# Snaefell Mine - Isle of Man - July 2009



## Lhiannan Shee (Jul 27, 2009)

The mines during it's prime around 1870. Picture courtesy of manxmines.com:






In the shadow of Snaefell mountain lie the remains of Snaefell mines, the site of a terrible disaster which killed twenty men. Mining started here in 1856, but on the 10th of May 1897 disaster struck when an underground fire broke out, suffocating twenty miners. The mine was fully abandoned in 1909.

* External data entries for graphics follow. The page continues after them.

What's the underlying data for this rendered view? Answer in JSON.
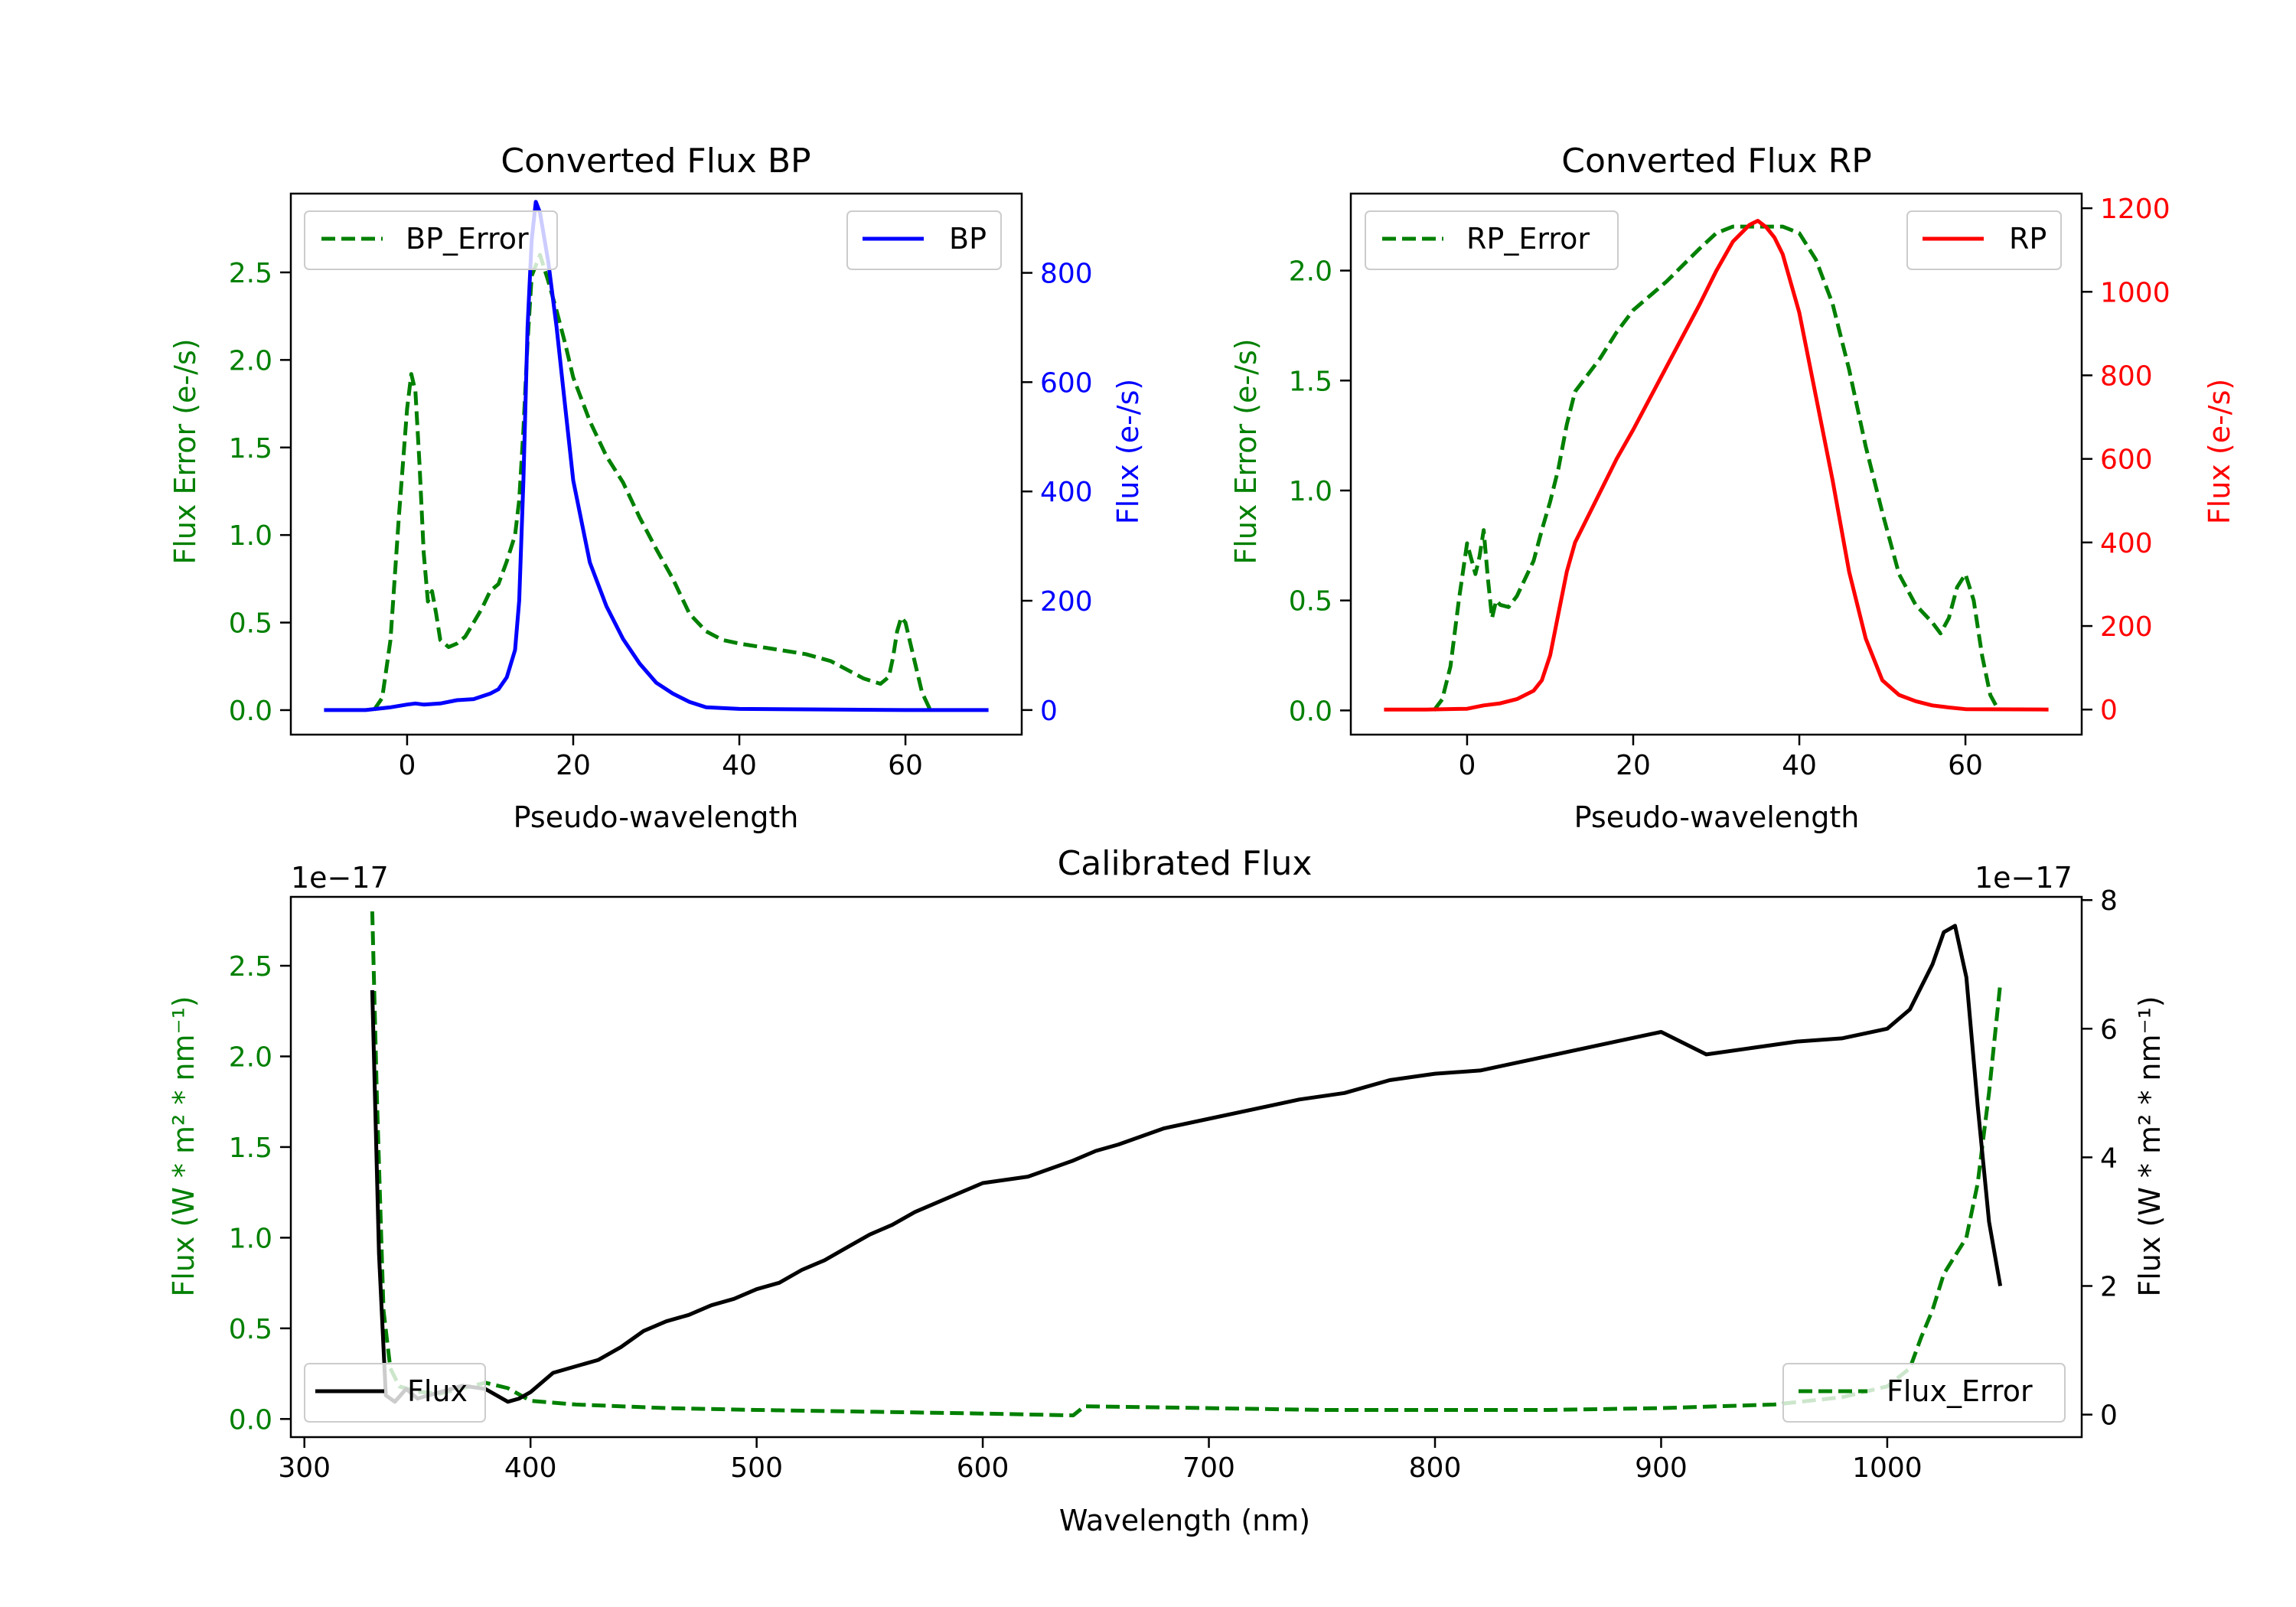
{
  "colors": {
    "error": "#008000",
    "bp": "#0000ff",
    "rp": "#ff0000",
    "flux": "#000000"
  },
  "chart_data": [
    {
      "id": "bp",
      "type": "line",
      "title": "Converted Flux BP",
      "xlabel": "Pseudo-wavelength",
      "ylabel_left": "Flux Error (e-/s)",
      "ylabel_right": "Flux (e-/s)",
      "xlim": [
        -14,
        74
      ],
      "ylim_left": [
        -0.14,
        2.95
      ],
      "ylim_right": [
        -45,
        945
      ],
      "xticks": [
        0,
        20,
        40,
        60
      ],
      "yticks_left": [
        0.0,
        0.5,
        1.0,
        1.5,
        2.0,
        2.5
      ],
      "yticks_right": [
        0,
        200,
        400,
        600,
        800
      ],
      "legend_left": "BP_Error",
      "legend_right": "BP",
      "error_series": {
        "name": "BP_Error",
        "x": [
          -4,
          -3,
          -2,
          -1,
          0,
          0.5,
          1,
          1.5,
          2,
          2.5,
          3,
          3.5,
          4,
          5,
          6,
          7,
          8,
          9,
          10,
          11,
          12,
          13,
          13.5,
          14,
          14.5,
          15,
          16,
          17,
          18,
          19,
          20,
          22,
          24,
          26,
          28,
          30,
          32,
          34,
          36,
          38,
          40,
          44,
          48,
          51,
          53,
          55,
          57,
          58,
          58.5,
          59,
          59.5,
          60,
          61,
          62,
          63
        ],
        "y": [
          0.0,
          0.07,
          0.4,
          1.1,
          1.72,
          1.92,
          1.82,
          1.4,
          0.9,
          0.62,
          0.68,
          0.55,
          0.4,
          0.36,
          0.38,
          0.42,
          0.5,
          0.58,
          0.68,
          0.72,
          0.85,
          1.0,
          1.2,
          1.6,
          2.1,
          2.48,
          2.6,
          2.45,
          2.28,
          2.1,
          1.9,
          1.65,
          1.45,
          1.3,
          1.1,
          0.92,
          0.75,
          0.55,
          0.45,
          0.4,
          0.38,
          0.35,
          0.32,
          0.28,
          0.23,
          0.18,
          0.15,
          0.19,
          0.3,
          0.45,
          0.53,
          0.5,
          0.3,
          0.1,
          0.0
        ]
      },
      "flux_series": {
        "name": "BP",
        "x": [
          -10,
          -5,
          -2,
          0,
          1,
          2,
          4,
          6,
          8,
          10,
          11,
          12,
          13,
          13.5,
          14,
          14.5,
          15,
          15.5,
          16,
          17,
          18,
          19,
          20,
          22,
          24,
          26,
          28,
          30,
          32,
          34,
          36,
          40,
          50,
          60,
          70
        ],
        "y": [
          0,
          0,
          5,
          10,
          12,
          10,
          12,
          18,
          20,
          30,
          38,
          60,
          110,
          200,
          420,
          700,
          860,
          930,
          910,
          820,
          700,
          560,
          420,
          270,
          190,
          130,
          85,
          50,
          30,
          15,
          5,
          2,
          1,
          0,
          0
        ]
      }
    },
    {
      "id": "rp",
      "type": "line",
      "title": "Converted Flux RP",
      "xlabel": "Pseudo-wavelength",
      "ylabel_left": "Flux Error (e-/s)",
      "ylabel_right": "Flux (e-/s)",
      "xlim": [
        -14,
        74
      ],
      "ylim_left": [
        -0.11,
        2.35
      ],
      "ylim_right": [
        -60,
        1235
      ],
      "xticks": [
        0,
        20,
        40,
        60
      ],
      "yticks_left": [
        0.0,
        0.5,
        1.0,
        1.5,
        2.0
      ],
      "yticks_right": [
        0,
        200,
        400,
        600,
        800,
        1000,
        1200
      ],
      "legend_left": "RP_Error",
      "legend_right": "RP",
      "error_series": {
        "name": "RP_Error",
        "x": [
          -4,
          -3,
          -2,
          -1,
          0,
          1,
          1.5,
          2,
          2.5,
          3,
          3.5,
          4,
          5,
          6,
          7,
          8,
          9,
          10,
          11,
          12,
          13,
          14,
          16,
          18,
          20,
          24,
          28,
          30,
          32,
          34,
          36,
          38,
          40,
          42,
          44,
          46,
          48,
          50,
          52,
          54,
          56,
          57,
          58,
          59,
          60,
          61,
          62,
          63,
          64
        ],
        "y": [
          0.0,
          0.05,
          0.2,
          0.5,
          0.76,
          0.62,
          0.7,
          0.82,
          0.6,
          0.42,
          0.5,
          0.48,
          0.47,
          0.52,
          0.6,
          0.68,
          0.82,
          0.95,
          1.1,
          1.3,
          1.45,
          1.5,
          1.6,
          1.72,
          1.82,
          1.95,
          2.1,
          2.17,
          2.2,
          2.2,
          2.2,
          2.2,
          2.17,
          2.05,
          1.85,
          1.55,
          1.2,
          0.9,
          0.62,
          0.48,
          0.4,
          0.35,
          0.42,
          0.56,
          0.62,
          0.5,
          0.25,
          0.07,
          0.0
        ]
      },
      "flux_series": {
        "name": "RP",
        "x": [
          -10,
          -5,
          0,
          2,
          4,
          6,
          8,
          9,
          10,
          11,
          12,
          13,
          14,
          16,
          18,
          20,
          24,
          28,
          30,
          32,
          34,
          35,
          36,
          37,
          38,
          40,
          42,
          44,
          46,
          48,
          50,
          52,
          54,
          56,
          58,
          60,
          70
        ],
        "y": [
          0,
          0,
          2,
          10,
          15,
          25,
          45,
          70,
          130,
          230,
          330,
          400,
          440,
          520,
          600,
          670,
          820,
          970,
          1050,
          1120,
          1160,
          1170,
          1155,
          1130,
          1090,
          950,
          750,
          550,
          330,
          170,
          70,
          35,
          20,
          10,
          5,
          1,
          0
        ]
      }
    },
    {
      "id": "cal",
      "type": "line",
      "title": "Calibrated Flux",
      "xlabel": "Wavelength (nm)",
      "ylabel_left": "Flux (W * m² * nm⁻¹)",
      "ylabel_right": "Flux (W * m² * nm⁻¹)",
      "offset_left": "1e−17",
      "offset_right": "1e−17",
      "xlim": [
        294,
        1086
      ],
      "ylim_left": [
        -0.1,
        2.88
      ],
      "ylim_right": [
        -0.35,
        8.05
      ],
      "xticks": [
        300,
        400,
        500,
        600,
        700,
        800,
        900,
        1000
      ],
      "yticks_left": [
        0.0,
        0.5,
        1.0,
        1.5,
        2.0,
        2.5
      ],
      "yticks_right": [
        0,
        2,
        4,
        6,
        8
      ],
      "legend_left": "Flux",
      "legend_right": "Flux_Error",
      "error_series": {
        "name": "Flux_Error",
        "x": [
          330,
          332,
          335,
          338,
          342,
          350,
          360,
          370,
          380,
          390,
          400,
          420,
          440,
          460,
          500,
          550,
          600,
          640,
          645,
          700,
          750,
          800,
          850,
          900,
          950,
          980,
          1000,
          1010,
          1015,
          1020,
          1025,
          1030,
          1035,
          1040,
          1045,
          1050
        ],
        "y": [
          2.8,
          1.8,
          0.6,
          0.28,
          0.18,
          0.15,
          0.14,
          0.17,
          0.2,
          0.17,
          0.1,
          0.08,
          0.07,
          0.06,
          0.05,
          0.04,
          0.03,
          0.02,
          0.07,
          0.06,
          0.05,
          0.05,
          0.05,
          0.06,
          0.08,
          0.12,
          0.18,
          0.28,
          0.45,
          0.6,
          0.8,
          0.9,
          1.0,
          1.3,
          1.8,
          2.4
        ]
      },
      "flux_series": {
        "name": "Flux",
        "x": [
          330,
          333,
          336,
          340,
          345,
          350,
          360,
          370,
          380,
          385,
          390,
          395,
          400,
          410,
          420,
          430,
          440,
          450,
          460,
          470,
          480,
          490,
          500,
          510,
          520,
          530,
          540,
          550,
          560,
          570,
          580,
          590,
          600,
          620,
          640,
          650,
          660,
          680,
          700,
          720,
          740,
          760,
          780,
          800,
          820,
          840,
          860,
          880,
          900,
          920,
          940,
          960,
          980,
          1000,
          1010,
          1020,
          1025,
          1030,
          1035,
          1040,
          1045,
          1050
        ],
        "y": [
          6.6,
          2.5,
          0.3,
          0.2,
          0.4,
          0.25,
          0.35,
          0.45,
          0.4,
          0.3,
          0.2,
          0.25,
          0.35,
          0.65,
          0.75,
          0.85,
          1.05,
          1.3,
          1.45,
          1.55,
          1.7,
          1.8,
          1.95,
          2.05,
          2.25,
          2.4,
          2.6,
          2.8,
          2.95,
          3.15,
          3.3,
          3.45,
          3.6,
          3.7,
          3.95,
          4.1,
          4.2,
          4.45,
          4.6,
          4.75,
          4.9,
          5.0,
          5.2,
          5.3,
          5.35,
          5.5,
          5.65,
          5.8,
          5.95,
          5.6,
          5.7,
          5.8,
          5.85,
          6.0,
          6.3,
          7.0,
          7.5,
          7.6,
          6.8,
          4.8,
          3.0,
          2.0
        ]
      }
    }
  ]
}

1. The gate to the very long bumpy track:





2. The captains house:





3. The main site:





4. Not quite sure what this was:





5. You can see the locked and gated enterance to the shaft to the left of the building:





6. The chimney:





7.





More pictures at http://www.forgottenisle.fotopic.net/ ​


----------



## james.s (Jul 27, 2009)

Nice! Shame the epically masssive wheel in the first shot isn't still there.


----------



## irwilson (Aug 2, 2009)

There's an even more (no longer derelict) epic wheel just down the valley from there...http://en.wikipedia.org/wiki/Laxey_Wheel

I went to see it whilst on holiday in the IOM last year, well worth the visit if you like that sort of thing!

Edited to add:

In fact, I've just done a bit of reading, and the wheel pictured at the top of the original post is still in existance in Laxey- see http://en.wikipedia.org/wiki/Snaefell_Wheel for details!


----------



## swedish (Aug 2, 2009)

nice report, love the reference shot from back in the day. The chimney shot is well nice. thanks for sharing


----------